SLB LIMITED/NV (SLB) reported a net loss of $93.3 million for the second quarter ended June 30, 2001, translating to a loss of $0.16 per diluted share. This performance was significantly impacted by a substantial $280 million impairment charge related to the expected disposition of certain Resource Management Services businesses. Excluding this charge, the company would have posted a net income of $187 million, or $0.32 per diluted share, representing an increase from the prior year's second quarter net income of $156 million. The company saw robust revenue growth, particularly in its Oilfield Services segment, which increased by 44% year-over-year, driven by a 27% rise in the worldwide M-I rig count and improved pricing. The newly formed SchlumbergerSema segment, bolstered by recent acquisitions, also contributed significantly to revenue, though it reported a pretax operating loss for the quarter due to integration costs and sector-specific challenges. The overall financial results reflect a company undergoing significant strategic shifts, including major acquisitions and planned divestitures.

Key Highlights

  • 1Reported a net loss of $93.3 million ($0.16 per diluted share) for Q2 2001, heavily influenced by a $280 million impairment charge.
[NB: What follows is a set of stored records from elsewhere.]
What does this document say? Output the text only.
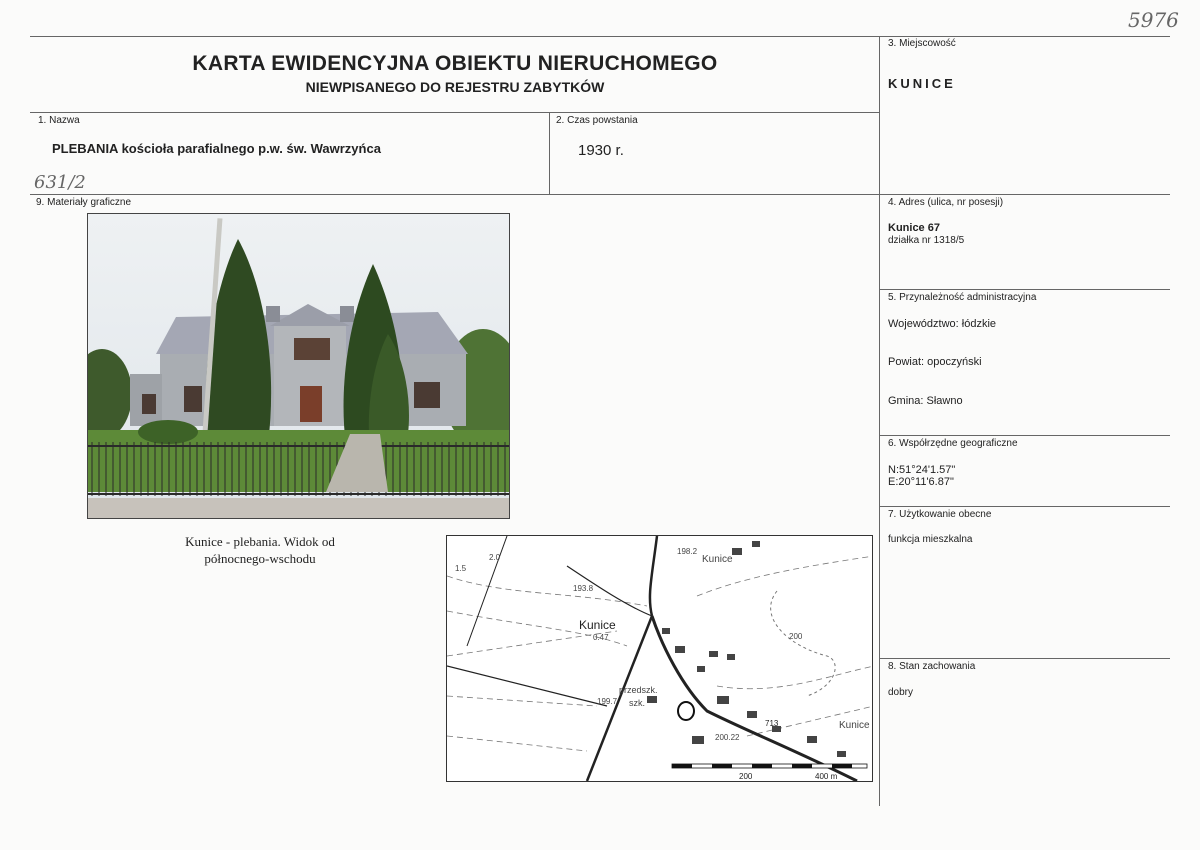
5976
KARTA EWIDENCYJNA OBIEKTU NIERUCHOMEGO
NIEWPISANEGO DO REJESTRU ZABYTKÓW
1. Nazwa
PLEBANIA kościoła parafialnego p.w. św. Wawrzyńca
631/2
2. Czas powstania
1930 r.
3. Miejscowość
KUNICE
4. Adres (ulica, nr posesji)
Kunice 67
działka nr 1318/5
5. Przynależność administracyjna
Województwo: łódzkie
Powiat: opoczyński
Gmina: Sławno
6. Współrzędne geograficzne
N:51°24'1.57"
E:20°11'6.87"
7. Użytkowanie obecne
funkcja mieszkalna
8. Stan zachowania
dobry
9. Materiały graficzne
Kunice - plebania. Widok od
północnego-wschodu
Kunice
Kunice
Kunice
przedszk.
szk.
713
198.2
193.8
199.7
200.22
0.47
1.5
2.0
200
200	400 m
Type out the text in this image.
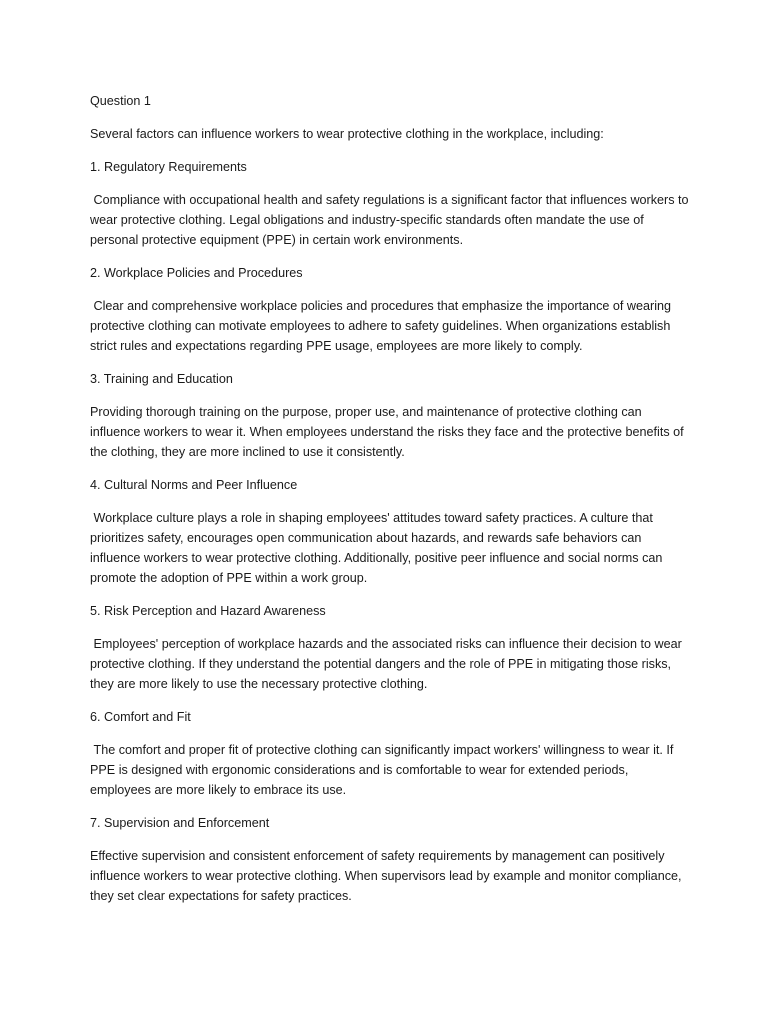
Question 1

Several factors can influence workers to wear protective clothing in the workplace, including:

1. Regulatory Requirements

Compliance with occupational health and safety regulations is a significant factor that influences workers to wear protective clothing. Legal obligations and industry-specific standards often mandate the use of personal protective equipment (PPE) in certain work environments.

2. Workplace Policies and Procedures

Clear and comprehensive workplace policies and procedures that emphasize the importance of wearing protective clothing can motivate employees to adhere to safety guidelines. When organizations establish strict rules and expectations regarding PPE usage, employees are more likely to comply.

3. Training and Education

Providing thorough training on the purpose, proper use, and maintenance of protective clothing can influence workers to wear it. When employees understand the risks they face and the protective benefits of the clothing, they are more inclined to use it consistently.

4. Cultural Norms and Peer Influence

Workplace culture plays a role in shaping employees' attitudes toward safety practices. A culture that prioritizes safety, encourages open communication about hazards, and rewards safe behaviors can influence workers to wear protective clothing. Additionally, positive peer influence and social norms can promote the adoption of PPE within a work group.

5. Risk Perception and Hazard Awareness

Employees' perception of workplace hazards and the associated risks can influence their decision to wear protective clothing. If they understand the potential dangers and the role of PPE in mitigating those risks, they are more likely to use the necessary protective clothing.

6. Comfort and Fit

The comfort and proper fit of protective clothing can significantly impact workers' willingness to wear it. If PPE is designed with ergonomic considerations and is comfortable to wear for extended periods, employees are more likely to embrace its use.

7. Supervision and Enforcement

Effective supervision and consistent enforcement of safety requirements by management can positively influence workers to wear protective clothing. When supervisors lead by example and monitor compliance, they set clear expectations for safety practices.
  • 2Excluding the impairment charge, adjusted net income was $187 million ($0.32 per diluted share), up from $156 million ($0.27 per diluted share) in Q2 2000.
  • 3Oilfield Services revenue surged 44% year-over-year to $2.47 billion, driven by a 27% increase in worldwide rig count and improved pricing.
  • 4The newly formed SchlumbergerSema segment generated $901 million in revenue, including contributions from recent acquisitions of Sema plc and Bull CP8.
  • 5The company completed the acquisition of Sema plc for $5.15 billion in April 2001, significantly impacting its balance sheet and financing activities.
  • 6Cash used in investing activities was substantial at $3.84 billion, primarily due to the Sema acquisition, while financing activities provided $3.69 billion in cash.
  • 7The company plans to divest certain Resource Management Services businesses, contributing to the significant impairment charge recognized in the quarter.